Several previous studies have found a higher risk of tumor recurrence after surgery in lung LCNEC than in the NSCLC subtype, even in stage I patients [7-9,31], and that adjuvant chemotherapy is also associated with better survival outcomes in this disease [13-15]. Our study also demonstrated better outcomes for patients who received chemotherapy. However, the standard chemotherapy regimen in lung LCNEC remains controversial, and the use of different chemotherapy regimens can result in different outcomes. Whether the chemotherapy regimen for lung LCECC should refer to the regimens for NSCLC or SCLC is unclear. A prior study from Varlotto et al. [21] showed similarities in the clinical and pathologic features of lung LCNEC and large cell lung cancer, and they recommended a similar chemotherapy regimen for lung LCNEC to that of NSCLC. However, other studies have recommended that the chemotherapy regimens for SCLC are more appropriate to the lung LCNEC subtype [32-34]. A retrospective study by Sun et al. [35] compared the clinical effects of NSCLC and SCLC chemotherapy regimens used in advanced-stage lung LCNEC, finding that SCLC chemotherapy regimens are more suitable for lung LCNEC patients, although the difference was not statistically significant.

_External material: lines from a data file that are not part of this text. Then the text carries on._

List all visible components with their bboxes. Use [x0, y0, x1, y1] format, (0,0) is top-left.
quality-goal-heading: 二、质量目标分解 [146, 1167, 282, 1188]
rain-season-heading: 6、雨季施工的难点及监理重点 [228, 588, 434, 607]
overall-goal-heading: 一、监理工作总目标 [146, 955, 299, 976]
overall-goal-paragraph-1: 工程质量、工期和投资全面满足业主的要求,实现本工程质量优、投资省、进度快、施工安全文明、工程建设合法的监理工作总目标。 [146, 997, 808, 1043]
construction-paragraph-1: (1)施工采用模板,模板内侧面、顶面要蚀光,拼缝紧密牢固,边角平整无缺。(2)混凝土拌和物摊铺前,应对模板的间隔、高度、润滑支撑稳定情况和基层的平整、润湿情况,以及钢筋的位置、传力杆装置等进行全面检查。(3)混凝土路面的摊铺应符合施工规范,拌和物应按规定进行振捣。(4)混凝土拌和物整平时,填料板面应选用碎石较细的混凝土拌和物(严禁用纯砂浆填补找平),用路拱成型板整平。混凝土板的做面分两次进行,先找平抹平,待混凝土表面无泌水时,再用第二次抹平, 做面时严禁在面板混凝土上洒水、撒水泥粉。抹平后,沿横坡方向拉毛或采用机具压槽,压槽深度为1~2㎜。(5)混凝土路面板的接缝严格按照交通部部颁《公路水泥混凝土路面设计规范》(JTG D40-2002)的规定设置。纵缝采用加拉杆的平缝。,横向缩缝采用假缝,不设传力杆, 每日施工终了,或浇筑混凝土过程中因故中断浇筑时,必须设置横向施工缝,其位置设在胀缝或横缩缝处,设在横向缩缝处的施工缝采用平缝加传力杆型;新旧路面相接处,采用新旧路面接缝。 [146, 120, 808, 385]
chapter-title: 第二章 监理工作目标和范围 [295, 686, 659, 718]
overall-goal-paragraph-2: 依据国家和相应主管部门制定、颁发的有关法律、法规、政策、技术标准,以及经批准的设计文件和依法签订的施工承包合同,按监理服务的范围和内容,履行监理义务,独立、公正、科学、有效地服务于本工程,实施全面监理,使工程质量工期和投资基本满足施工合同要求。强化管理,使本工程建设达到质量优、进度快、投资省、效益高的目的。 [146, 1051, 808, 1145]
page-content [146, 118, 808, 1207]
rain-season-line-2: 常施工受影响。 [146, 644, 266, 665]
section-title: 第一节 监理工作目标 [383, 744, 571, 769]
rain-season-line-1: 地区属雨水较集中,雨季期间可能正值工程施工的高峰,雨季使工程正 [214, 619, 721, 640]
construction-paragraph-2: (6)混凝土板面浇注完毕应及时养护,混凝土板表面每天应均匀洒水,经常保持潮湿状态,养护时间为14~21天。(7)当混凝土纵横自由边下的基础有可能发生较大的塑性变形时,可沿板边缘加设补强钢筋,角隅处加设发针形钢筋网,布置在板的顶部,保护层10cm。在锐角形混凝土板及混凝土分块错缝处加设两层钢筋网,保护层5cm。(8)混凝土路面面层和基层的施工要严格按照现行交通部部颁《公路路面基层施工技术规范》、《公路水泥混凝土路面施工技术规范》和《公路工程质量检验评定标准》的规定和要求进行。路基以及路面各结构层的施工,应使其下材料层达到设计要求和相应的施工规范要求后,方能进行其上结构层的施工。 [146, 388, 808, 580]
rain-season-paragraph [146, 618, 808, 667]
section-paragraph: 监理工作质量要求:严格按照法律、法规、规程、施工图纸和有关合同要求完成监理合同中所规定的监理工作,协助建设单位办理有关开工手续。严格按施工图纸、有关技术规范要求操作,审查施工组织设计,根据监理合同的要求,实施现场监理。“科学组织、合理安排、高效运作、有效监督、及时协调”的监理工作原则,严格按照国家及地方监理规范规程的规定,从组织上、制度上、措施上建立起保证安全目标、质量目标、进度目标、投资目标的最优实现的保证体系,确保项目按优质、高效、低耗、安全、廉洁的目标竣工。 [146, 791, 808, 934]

Due to a lack of prospective reports, the role of thoracic radiotherapy in lung LCNEC is also unclear. A study by Arsela et al. [16] of stage III–IV inoperable patients treated with cisplatin – etoposide-based chemotherapy with/without thoracic radiotherapy and PCI indicated that patients receiving thoracic radiotherapy had longer PFS (12.5 months vs. 5 months, P=0.02) and median OS time (28.3 months vs. 5 months, P=0.004) than those without thoracic radiotherapy. Metro et al. [36] found that prognosis was worse for patients with advanced inoperable lung LCNEC than that of SCLC patients, even after chemotherapy and thoracic radiotherapy. Our study showed that undergoing radiotherapy was not an independent prognostic factor in lung LCNEC patients, suggesting that the role of thoracic radiotherapy and PCI in lung LCNEC patients needs further investigation.

Several notable limitations in this study should be acknowledged. First, there is inherent bias in any retrospective study. Second, the reasons for the choice of different treatment strategies for patients were unknown. Therefore, several confounding factors cannot be ruled out. Third, the SEER program does not include detailed information about chemotherapy or radiotherapy, or the sequence of surgery and chemotherapy. Moreover, it has been shown that there are high rates of under-reporting for receipt of chemotherapy and radiotherapy in the SEER program. In addition, the decision-making regarding surgical treatment in stage IV patients was unclear. It was hypothesized that patients undergoing surgical treatment had a better starting point (by being operable) at time of diagnosis, and that patients who had not undergone surgery were inoperable in the first place, so their tumor characteristics were worse or their fitness and status did not permit surgery. Finally, patterns of tumor recurrence and treatment history after disease recurrence were not recorded in the SEER database. The primary strength of our study is that it involves one of the largest population-based cohorts of patients with lung LCNEC, spanning 18 US registries, which allowed us to minimize the selection and surveillance biases observed with single institutions.

Conclusions

LCNEC is a rare lung cancer subtype with a dismal prognosis and increased incidence in recent years. The primary surgery may be associated with better outcomes in stage IV disease. More studies are needed to investigate the optimal treatment strategy for LCNEC.